Tonight I went back to B&N (my favorite bookstore) and spent some time browsing the Perl section (mostly books from O'Reilly). Even in its third edition, "The Camel Book" is *still* obtuse and unpenetrable. I don't know who that book is written for, but it jumps all over the place, goes off on insane tangents and basically does its utmost to make sure you don't actually understand the language. No wonder I've been completely mystified for so long. Since I have a subscription to Safari, I didn't bother buying any of the other references except the Perl Pocket Reference, which should be good to have while reading Spidering Hacks.
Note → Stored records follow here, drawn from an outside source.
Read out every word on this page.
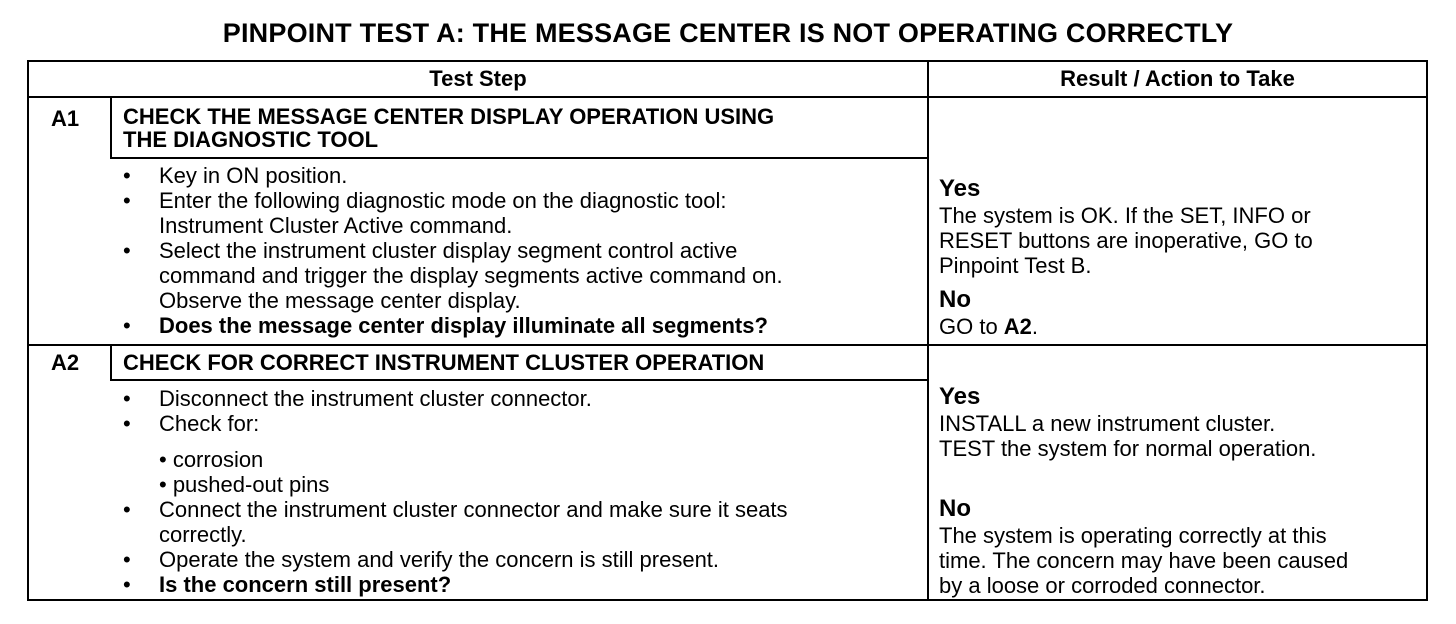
PINPOINT TEST A: THE MESSAGE CENTER IS NOT OPERATING CORRECTLY
Test Step	Result / Action to Take
A1 CHECK THE MESSAGE CENTER DISPLAY OPERATION USING
THE DIAGNOSTIC TOOL
• Key in ON position.
• Enter the following diagnostic mode on the diagnostic tool:
Instrument Cluster Active command.
• Select the instrument cluster display segment control active
command and trigger the display segments active command on.
Observe the message center display.
• Does the message center display illuminate all segments?
Yes
The system is OK. If the SET, INFO or
RESET buttons are inoperative, GO to
Pinpoint Test B.
No
GO to A2.
A2 CHECK FOR CORRECT INSTRUMENT CLUSTER OPERATION
• Disconnect the instrument cluster connector.
• Check for:
• corrosion
• pushed-out pins
• Connect the instrument cluster connector and make sure it seats
correctly.
• Operate the system and verify the concern is still present.
• Is the concern still present?
Yes
INSTALL a new instrument cluster.
TEST the system for normal operation.
No
The system is operating correctly at this
time. The concern may have been caused
by a loose or corroded connector.
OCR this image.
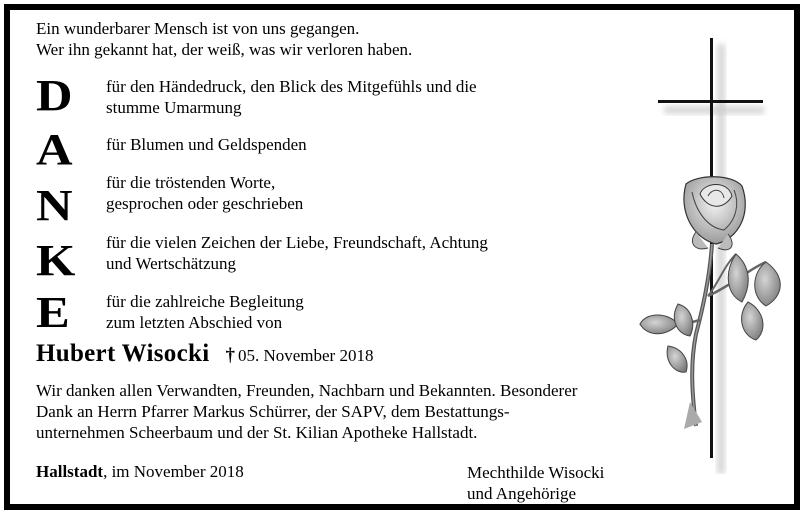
Ein wunderbarer Mensch ist von uns gegangen.
Wer ihn gekannt hat, der weiß, was wir verloren haben.
D für den Händedruck, den Blick des Mitgefühls und die
stumme Umarmung
A für Blumen und Geldspenden
N für die tröstenden Worte,
gesprochen oder geschrieben
K für die vielen Zeichen der Liebe, Freundschaft, Achtung
und Wertschätzung
E für die zahlreiche Begleitung
zum letzten Abschied von
Hubert Wisocki † 05. November 2018
Wir danken allen Verwandten, Freunden, Nachbarn und Bekannten. Besonderer
Dank an Herrn Pfarrer Markus Schürrer, der SAPV, dem Bestattungs-
unternehmen Scheerbaum und der St. Kilian Apotheke Hallstadt.
Hallstadt, im November 2018	Mechthilde Wisocki
und Angehörige
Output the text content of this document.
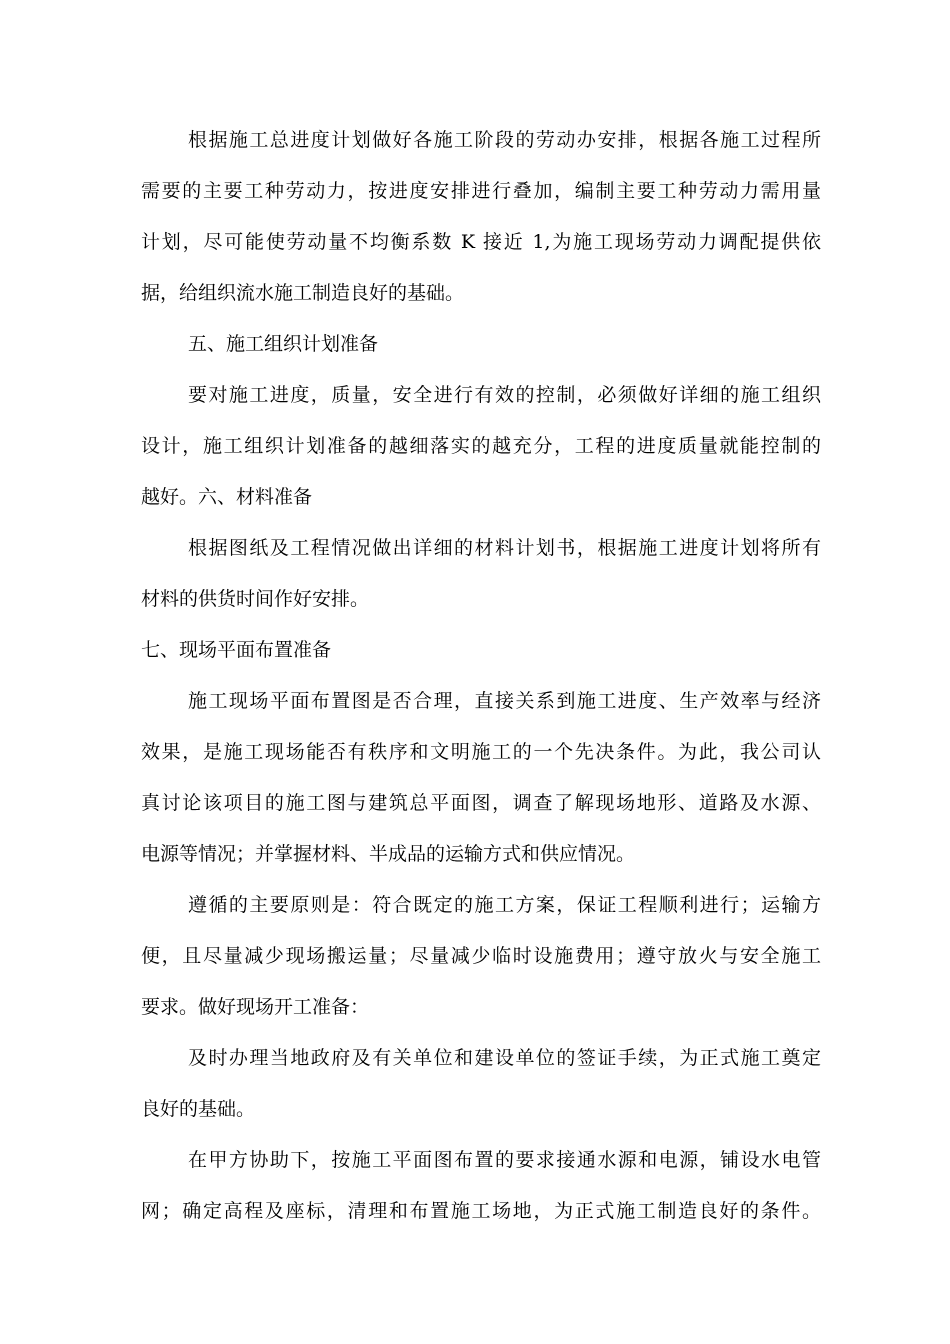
根据施工总进度计划做好各施工阶段的劳动办安排，根据各施工过程所
需要的主要工种劳动力，按进度安排进行叠加，编制主要工种劳动力需用量
计划，尽可能使劳动量不均衡系数 K 接近 1,为施工现场劳动力调配提供依
据，给组织流水施工制造良好的基础。
五、施工组织计划准备
要对施工进度，质量，安全进行有效的控制，必须做好详细的施工组织
设计，施工组织计划准备的越细落实的越充分，工程的进度质量就能控制的
越好。六、材料准备
根据图纸及工程情况做出详细的材料计划书，根据施工进度计划将所有
材料的供货时间作好安排。
七、现场平面布置准备
施工现场平面布置图是否合理，直接关系到施工进度、生产效率与经济
效果，是施工现场能否有秩序和文明施工的一个先决条件。为此，我公司认
真讨论该项目的施工图与建筑总平面图，调查了解现场地形、道路及水源、
电源等情况；并掌握材料、半成品的运输方式和供应情况。
遵循的主要原则是：符合既定的施工方案，保证工程顺利进行；运输方
便，且尽量减少现场搬运量；尽量减少临时设施费用；遵守放火与安全施工
要求。做好现场开工准备：
及时办理当地政府及有关单位和建设单位的签证手续，为正式施工奠定
良好的基础。
在甲方协助下，按施工平面图布置的要求接通水源和电源，铺设水电管
网；确定高程及座标，清理和布置施工场地，为正式施工制造良好的条件。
You know what's confusing though? When I was at the bookstore, all the Perl books were right next to the PHP books (obviously). But beyond starting with the same letter, what is Perl's "real" relationship with PHP? Some of the syntax is very similar, but they're obviously not that same. Has Perl lost all battles for real-world web development? I can't remember reading about any big commercial sites out there that are produced with mod_perl any more - not for many years in fact. It's all been Microsoft or Java or more recently PHP. But say you're using PHP and you need to do something outside the bounds of what PHP does - is Perl the weapon of choice here? When doing server-side stuff with Java, you use Java for just about everything. Where does Perl fit nowadays? The same place it alwasy fit before? As the Unix-glue language?

Anyways, in summary, I really recommend Spidering Hacks (and that's not just because Tim invited me to Camp Foo this coming weekend). And if you have any thoughts about Perl and or Python, I'd love to hear them.